Toto got off to an auspicious start with the double-platinum Top 10 album, Toto (1978). I didn’t get a copy until a few years later but I knew I would love these guys based on the strength of their debut single, “Hold The Line” (more on that below). They followed up with a couple of less-successful singles but domination of the pop charts was probably not on their list of priorities. Instead, Toto is a showcase for their diversity as musicians, arrangers and vocalists. More than any subsequent album, it was also a platform for Paich’s songwriting, with 8 of the 10 songs credited solely to him. They also included the first in a long line of song titles featuring a woman’s name with the album-closing “Angela,” to be followed by no fewer than 9 other such titles on their next 6 albums.

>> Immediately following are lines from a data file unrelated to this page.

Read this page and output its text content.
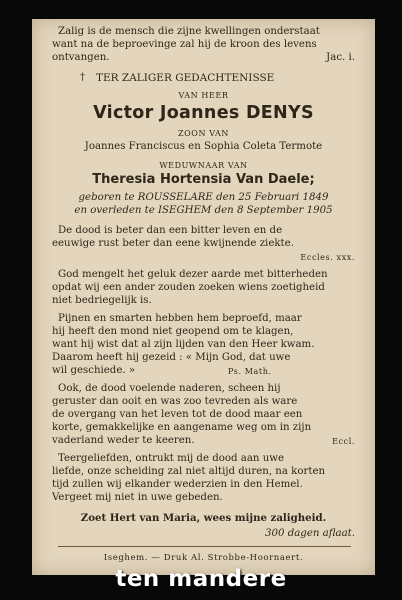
Zalig is de mensch die zijne kwellingen onderstaat
want na de beproevinge zal hij de kroon des levens
ontvangen.	Jac. i.
† TER ZALIGER GEDACHTENISSE
VAN HEER
Victor Joannes DENYS
ZOON VAN
Joannes Franciscus en Sophia Coleta Termote
WEDUWNAAR VAN
Theresia Hortensia Van Daele;
geboren te ROUSSELARE den 25 Februari 1849
en overleden te ISEGHEM den 8 September 1905
De dood is beter dan een bitter leven en de
eeuwige rust beter dan eene kwijnende ziekte.
Eccles. xxx.
God mengelt het geluk dezer aarde met bitterheden
opdat wij een ander zouden zoeken wiens zoetigheid
niet bedriegelijk is.
Pijnen en smarten hebben hem beproefd, maar
hij heeft den mond niet geopend om te klagen,
want hij wist dat al zijn lijden van den Heer kwam.
Daarom heeft hij gezeid : « Mijn God, dat uwe
wil geschiede. »	Ps. Math.
Ook, de dood voelende naderen, scheen hij
geruster dan ooit en was zoo tevreden als ware
de overgang van het leven tot de dood maar een
korte, gemakkelijke en aangename weg om in zijn
vaderland weder te keeren.	Eccl.
Teergeliefden, ontrukt mij de dood aan uwe
liefde, onze scheiding zal niet altijd duren, na korten
tijd zullen wij elkander wederzien in den Hemel.
Vergeet mij niet in uwe gebeden.
Zoet Hert van Maria, wees mijne zaligheid.
300 dagen aflaat.
Iseghem. — Druk Al. Strobbe-Hoornaert.
ten mandere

♪ “I’ll Supply The Love” – A stomping melodic rocker that’s similar to “Do Ya” (The Move, Electric Light Orchestra) during the chorus. The verses are driving & funky, and overall it’s a great ‘70s AOR tune that establishes their unique group harmonies and Kimball as a powerful frontman. I love Lukather’s simple guitar riff as well as the cool, horn-driven instrumental section.

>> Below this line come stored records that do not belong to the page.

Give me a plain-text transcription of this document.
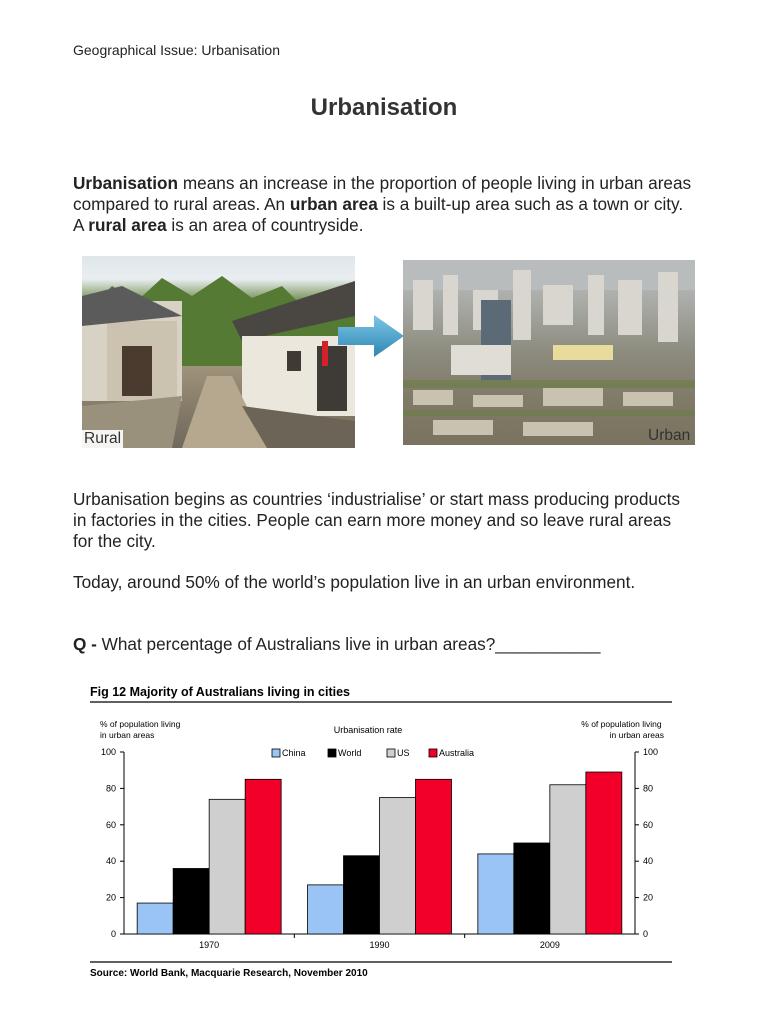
Geographical Issue: Urbanisation
Urbanisation
Urbanisation means an increase in the proportion of people living in urban areas compared to rural areas. An urban area is a built-up area such as a town or city. A rural area is an area of countryside.
Rural	Urban
Urbanisation begins as countries ‘industrialise’ or start mass producing products in factories in the cities. People can earn more money and so leave rural areas for the city.
Today, around 50% of the world’s population live in an urban environment.
Q - What percentage of Australians live in urban areas?___________
Fig 12 Majority of Australians living in cities
Urbanisation rate
% of population living in urban areas
% of population living in urban areas
China	World	US	Australia
0	0
20	20
40	40
60	60
80	80
100	100
1970	1990	2009
Source: World Bank, Macquarie Research, November 2010
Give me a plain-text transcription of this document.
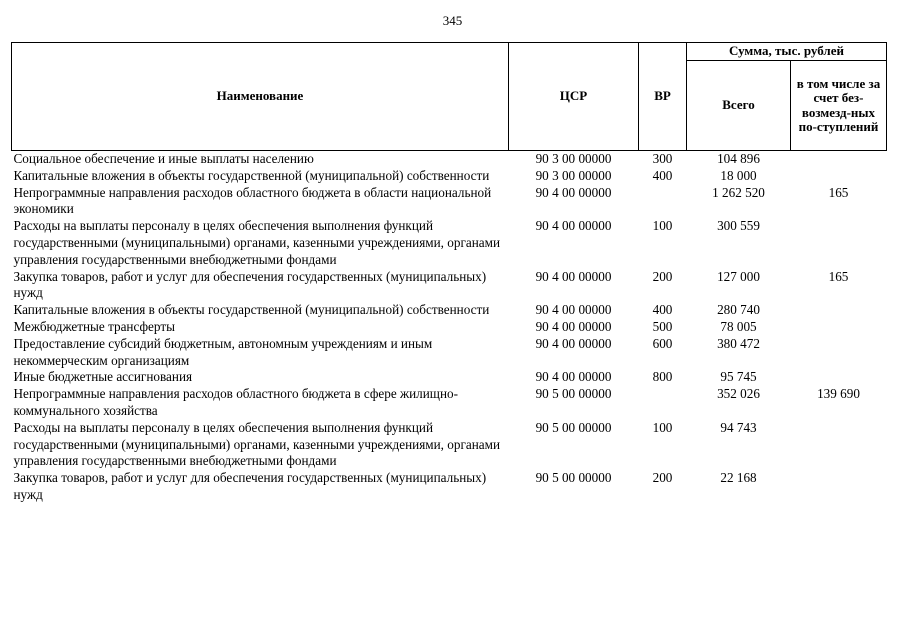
345
Наименование	ЦСР	ВР	Сумма, тыс. рублей	
			Всего	в том числе за счет без-возмезд-ных по-ступлений
Социальное обеспечение и иные выплаты населению	90 3 00 00000	300	104 896	
Капитальные вложения в объекты государственной (муниципальной) собственности	90 3 00 00000	400	18 000	
Непрограммные направления расходов областного бюджета в области национальной экономики	90 4 00 00000		1 262 520	165
Расходы на выплаты персоналу в целях обеспечения выполнения функций государственными (муниципальными) органами, казенными учреждениями, органами управления государственными внебюджетными фондами	90 4 00 00000	100	300 559	
Закупка товаров, работ и услуг для обеспечения государственных (муниципальных) нужд	90 4 00 00000	200	127 000	165
Капитальные вложения в объекты государственной (муниципальной) собственности	90 4 00 00000	400	280 740	
Межбюджетные трансферты	90 4 00 00000	500	78 005	
Предоставление субсидий бюджетным, автономным учреждениям и иным некоммерческим организациям	90 4 00 00000	600	380 472	
Иные бюджетные ассигнования	90 4 00 00000	800	95 745	
Непрограммные направления расходов областного бюджета в сфере жилищно-коммунального хозяйства	90 5 00 00000		352 026	139 690
Расходы на выплаты персоналу в целях обеспечения выполнения функций государственными (муниципальными) органами, казенными учреждениями, органами управления государственными внебюджетными фондами	90 5 00 00000	100	94 743	
Закупка товаров, работ и услуг для обеспечения государственных (муниципальных) нужд	90 5 00 00000	200	22 168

♪ “Georgy Porgy” – Lukather sings lead on this soul/jazz/pop hybrid, with Cheryl Lynn (who sang my favorite disco-era song, “Got To Be Real”) taking over for the chorus, repeating the nursery rhyme refrain, “Georgy Porgy puddin’ pie, kissed the girls and made them cry.” Sweet strings augment the tasteful and brief guitar solo. Hungate & Jeff Porcaro deserve credit for the subtly funky rhythm track.

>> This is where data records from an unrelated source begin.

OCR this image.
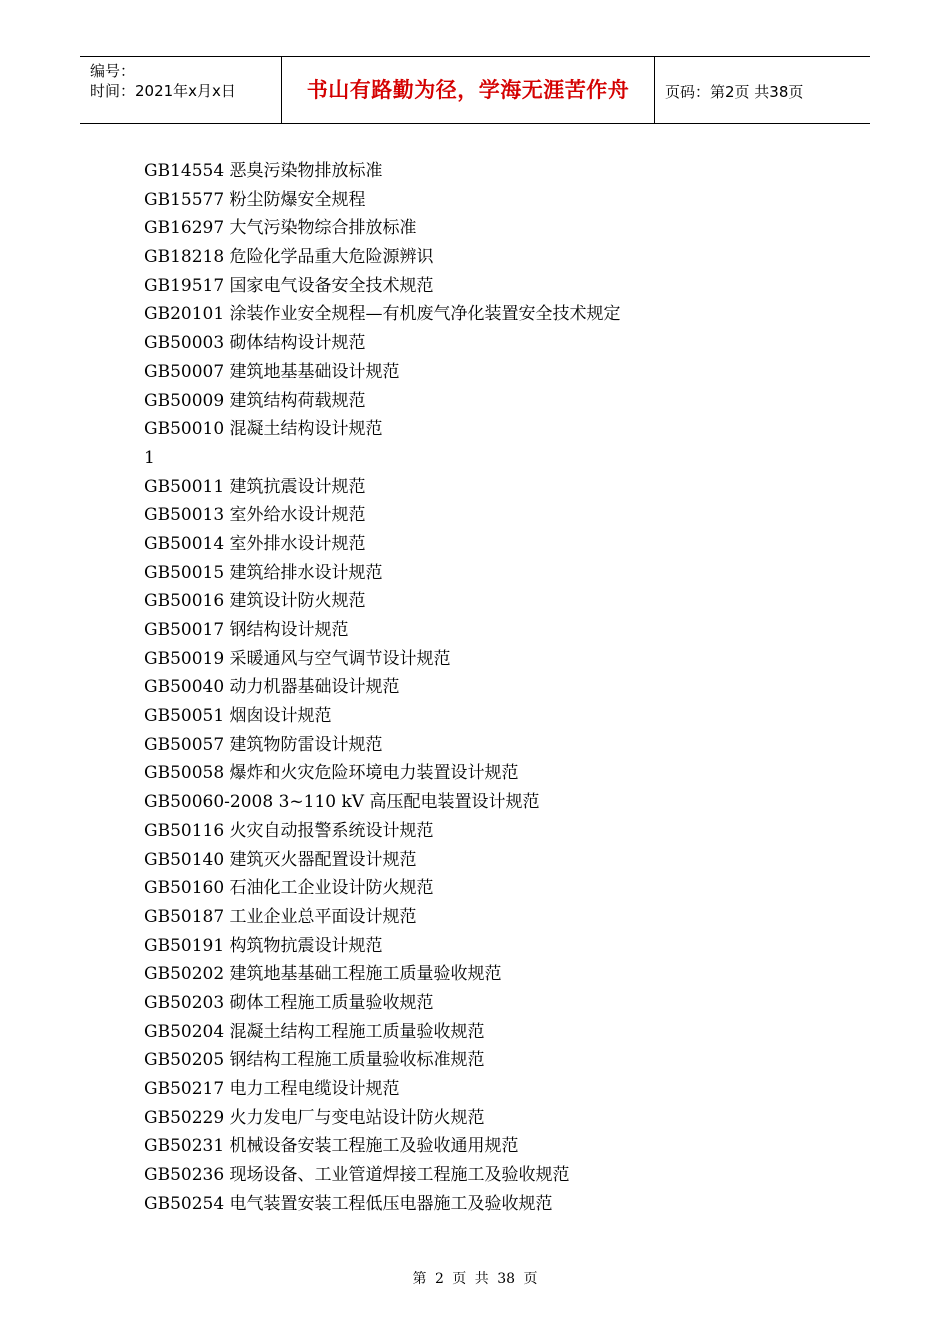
编号：
时间：2021年x月x日	书山有路勤为径，学海无涯苦作舟	页码：第2页 共38页
GB14554 恶臭污染物排放标准
GB15577 粉尘防爆安全规程
GB16297 大气污染物综合排放标准
GB18218 危险化学品重大危险源辨识
GB19517 国家电气设备安全技术规范
GB20101 涂装作业安全规程—有机废气净化装置安全技术规定
GB50003 砌体结构设计规范
GB50007 建筑地基基础设计规范
GB50009 建筑结构荷载规范
GB50010 混凝土结构设计规范
1
GB50011 建筑抗震设计规范
GB50013 室外给水设计规范
GB50014 室外排水设计规范
GB50015 建筑给排水设计规范
GB50016 建筑设计防火规范
GB50017 钢结构设计规范
GB50019 采暖通风与空气调节设计规范
GB50040 动力机器基础设计规范
GB50051 烟囱设计规范
GB50057 建筑物防雷设计规范
GB50058 爆炸和火灾危险环境电力装置设计规范
GB50060-2008 3~110 kV 高压配电装置设计规范
GB50116 火灾自动报警系统设计规范
GB50140 建筑灭火器配置设计规范
GB50160 石油化工企业设计防火规范
GB50187 工业企业总平面设计规范
GB50191 构筑物抗震设计规范
GB50202 建筑地基基础工程施工质量验收规范
GB50203 砌体工程施工质量验收规范
GB50204 混凝土结构工程施工质量验收规范
GB50205 钢结构工程施工质量验收标准规范
GB50217 电力工程电缆设计规范
GB50229 火力发电厂与变电站设计防火规范
GB50231 机械设备安装工程施工及验收通用规范
GB50236 现场设备、工业管道焊接工程施工及验收规范
GB50254 电气装置安装工程低压电器施工及验收规范
第 2 页 共 38 页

♪ “Girl Goodbye”– It may run past the 6-minute mark but there’s not a wasted note, making it a uniquely tight epic. I love the chugging rhythm and Porcaro’s tasteful jazz/prog drumming elevates every section of the song. Kimball sounds a lot like Boz Scaggs here, and Lukather’s blistering solo proves that he was a force to be reckoned with.
♪ “Hold The Line” – The first time I heard this on the radio I was completely floored, and I can honestly say that I’ve been equally thrilled every time I’ve listened to it over the years. From the snare hit and bouncy piano melody in the intro to the combination of guitar riffs, loping-yet-driving drum pattern and Kimball’s crystal clear vocal performance, this is as good as it gets, with Lukather proving once again that he’s a guitar god (and he was only 20 when the album was recorded).
Other Notable Tracks:
- “Child’s Anthem” – A dramatic instrumental that opens the album, with stellar piano, tasty synth, staccato rhythms & an overall orchestral feel. Goes through various movements in under 3 minutes and in many ways it’s the album’s overture.
- “Manuela Run” – A bouncy piano-led tune with Paich on lead vocals, a nice groove, tight harmonies and a memorable 4-note guitar hook. The chorus (“You better run, run Manuela, uela run”) is the strongest part.
- “Takin’ It Back” – Steve Porcaro wrote & sang this one, which begins with off-kilter synth before leading into light piano & a jazzy pop rhythm. His voice is smooth, not dissimilar to Lukather’s but with less power. Speaking of Lukather, once again he shines on both nylon string and electric guitar.
- “Rockmaker” – A straightforward 4/4 pop/rock song written & sung by Paich. His vocal line in the verses (“Don’t know quite what to saaaay”) reminds me of Tommy James & The Shondells’ “I Think We’re Alone Now.” It remains super catchy throughout, and I love Kimball’s response vocals in the second half.
In the five years since I completed my Toto series they finally started getting some newfound notoriety, mostly thanks to Weezer’s straight-ahead cover of 1982’s “Africa” in 2018. Hopefully a new generation of musicians & music lovers is discovering the awesomeness of Toto’s music, and their debut is an ideal place to start.
I’ll be back in a week or two to highlight a few other debuts I forgot to feature and wrap up this series.